Il secondo è presentato da Elinora Pisanti, Human Resources Executive Director Italia e ora UK e Irlanda di Bristol Myers Squibb, che da oltre 25 anni si occupa di gestione delle risorse umane nelle grandi e complesse organizzazioni di diversi settori, sia in Italia sia a livello internazionale. Pisanti ci invita a mettere davvero al centro le persone nel lavoro del futuro, e non secondo uno slogan più o meno blasonato, ma in base ad iniziative concrete che mostrano come sia possibile farlo anche in una grande multinazionale.
Il terzo è proposto da Riccardo Tosi, con una grande esperienza in Enel, e che si è trovato in questo ultimo periodo, come tanti, a gestire a distanza alcuni team di lavoro.
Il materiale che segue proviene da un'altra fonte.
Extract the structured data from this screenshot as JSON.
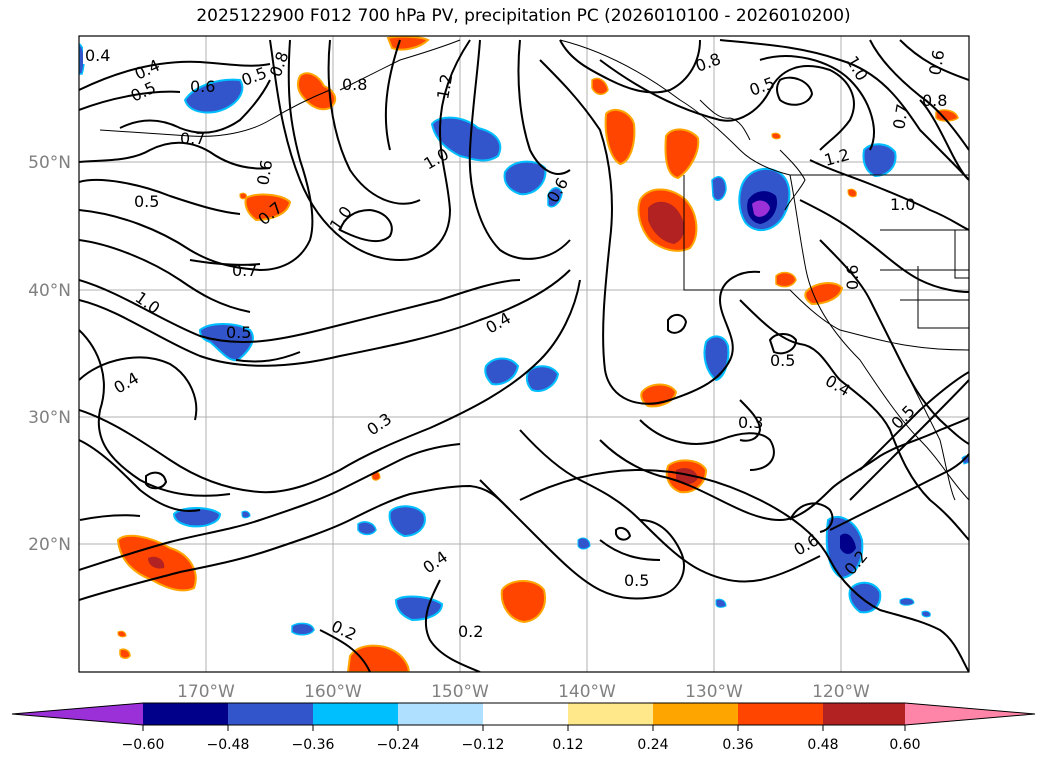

Dalla sua esperienza emergono non solo vantaggi e svantaggi, rischi e opportunità incontrati, ma anche il tema della gestione di uomini e donne, quello della costruzione della fiducia da remoto e del monitoraggio delle risorse e il confronto tra lavoro e famiglia nella gestione delle relazioni, con un accenno sulla conciliazione famiglia-lavoro nell’ottica dei padri.
A conclusione di queste pagine, che è stato abbastanza complicato mettere insieme perché stiamo parlando di fenomeni non ancora conclusi e tuttora in trasformazione, ci resta una consapevolezza su tutte che risponde forse alla domanda provocatoria del titolo di questa Introduzione: sarebbe più facile sposare un avatar, ma di certo ci perderemmo il bello dell’umano, che è innanzitutto relazione, e questa consapevolezza dobbiamo poterla portare nel nostro contesto professionale.